Yesterday’s budget committee agenda printout was thick, like medium sized town phone book thick. Lots of financial statement audits, variance reports, funding pressure and financing options…Yeah, a ‘phone book’. A compiling of names, numbers and addresses, usually done alphabetically by surname, in book or catalogue form. Catalogue? Retailers used to…
Oh never mind.
The point is, here we were, the first budget committee meeting since the summer break, the first budget committee meeting of the fall session where one might expect some sort of direction set going forward, priorities established, an imprimatur from the administration to signal its future intentions, and what we got was bupkus. A whole lot of the committee chair, Budget Chief Del Grande, pushing and passing value for money audits on various city agencies like Invest Toronto and Toronto Hydro.
(And as our friend David Hains said, waggishly – Mr. Hains says many things in that manner – it’s not as if value for money audits weren’t something KPMG couldn’t have done while they were on the clock.)
It almost seems as if the budget chief’s killing time, concocting make-work projects to give the appearance of something happening. In the absence of any leadership coming from the mayor’s office, his council allies are left to dangle, unsure of their next move. At least at the budgetary level there’s a general sense that cutting stuff is good and putting everyone on notice that their bottom line has to justify their existence won’t run too afoul of the mayor’s thinking.
Others aren’t as lucky.
Take TTC Chair Karen Stintz for example.
Her proposal to contract out bus cleaning has garnered Mayor Ford’s approval from afar. He gave the idea a shout out during his radio show on Sunday. As for a suggested fare hike in the new year? Not so fast there, Stintzie. The mayor doesn’t approve.

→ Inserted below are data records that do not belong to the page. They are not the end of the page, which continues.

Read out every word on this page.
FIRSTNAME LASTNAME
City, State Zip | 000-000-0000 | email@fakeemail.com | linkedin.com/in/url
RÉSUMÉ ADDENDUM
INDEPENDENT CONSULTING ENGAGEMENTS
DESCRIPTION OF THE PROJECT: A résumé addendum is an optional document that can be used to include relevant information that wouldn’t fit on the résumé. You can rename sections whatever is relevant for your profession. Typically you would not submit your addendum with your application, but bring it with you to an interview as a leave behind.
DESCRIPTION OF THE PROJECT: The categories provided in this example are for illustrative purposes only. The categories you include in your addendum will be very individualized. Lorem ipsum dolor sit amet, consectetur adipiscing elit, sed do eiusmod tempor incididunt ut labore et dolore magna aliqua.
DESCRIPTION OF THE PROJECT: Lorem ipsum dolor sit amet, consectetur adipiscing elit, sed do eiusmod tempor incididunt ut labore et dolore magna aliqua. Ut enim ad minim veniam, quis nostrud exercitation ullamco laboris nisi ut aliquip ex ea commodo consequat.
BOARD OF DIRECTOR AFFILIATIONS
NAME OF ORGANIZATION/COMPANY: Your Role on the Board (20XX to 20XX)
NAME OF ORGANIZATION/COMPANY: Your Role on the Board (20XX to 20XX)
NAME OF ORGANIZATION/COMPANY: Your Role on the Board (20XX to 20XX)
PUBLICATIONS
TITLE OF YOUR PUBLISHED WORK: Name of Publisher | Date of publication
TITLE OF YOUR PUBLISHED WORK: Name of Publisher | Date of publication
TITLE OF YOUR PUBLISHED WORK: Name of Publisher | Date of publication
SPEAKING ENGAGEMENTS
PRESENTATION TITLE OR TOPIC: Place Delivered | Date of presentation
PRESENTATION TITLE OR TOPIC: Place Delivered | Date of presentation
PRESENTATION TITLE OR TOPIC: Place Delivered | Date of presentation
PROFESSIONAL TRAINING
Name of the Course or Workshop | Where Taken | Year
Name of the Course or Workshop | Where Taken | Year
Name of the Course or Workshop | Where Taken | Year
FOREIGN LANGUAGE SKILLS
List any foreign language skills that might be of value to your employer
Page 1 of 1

It must be like waiting for a distracted emperor’s thumbs up or down while he’s otherwise occupied in an orgy of ethical entanglements and conflict of interest concerns. Hey! I got my foot on his chest, sword at his throat. Yeah or nay, oh Mandated One?
To mix metaphors. The captain can’t steer the ship because he’s too busy bailing water pouring in from the countless leaks that have sprung. Unfortunately, no one’s yet prepared to assume the position of first mate. That’s not quite true. Councillor Denzil Minnan-Wong is more than willing to take the helm, claiming to know where the mayor wants to take us. “To the shoals! To the shoals!”
We’ve about arrived at that Apocalypse Now point where Captain Willard’s about to go up river. He goes ashore at an American outpost under North Vietnamese fire and makes his way along a trench until he comes across a soldier indiscriminately firing shots into the darkness at the unseen enemy. Asking if he’s in charge, Willard is met with a malignantly blank stare. “Aren’t you?” the soldier responds.
Ill-governed is Toronto at this point. Mayor Ford seems less interested in running the city than he does running for his own political survival. Each step he takes only lands him deeper into a questionable ethical swamp of his own making.
As we head further into this season of misrule, council’s going to have to make an important decision in order to avoid the entire operation grinding to a halt. They can, like the budget chief, pretend that everything’s hunky dory, there’s nothing to see here, all the madness is purely media generated and it’ll pass like all storm clouds do. Or they can do the responsible thing and move into informal post-Ford, non-partisan formations and get on with the business of governing.
The mayor’s still the mayor but he’s done acting like one. He’s decided to take a spot on the sidelines where he’s always been most comfortable, making catcalls and blowing raspberries. His colleagues need to acknowledge that reality and move on, ignoring the crazy man yelling incoherently at them.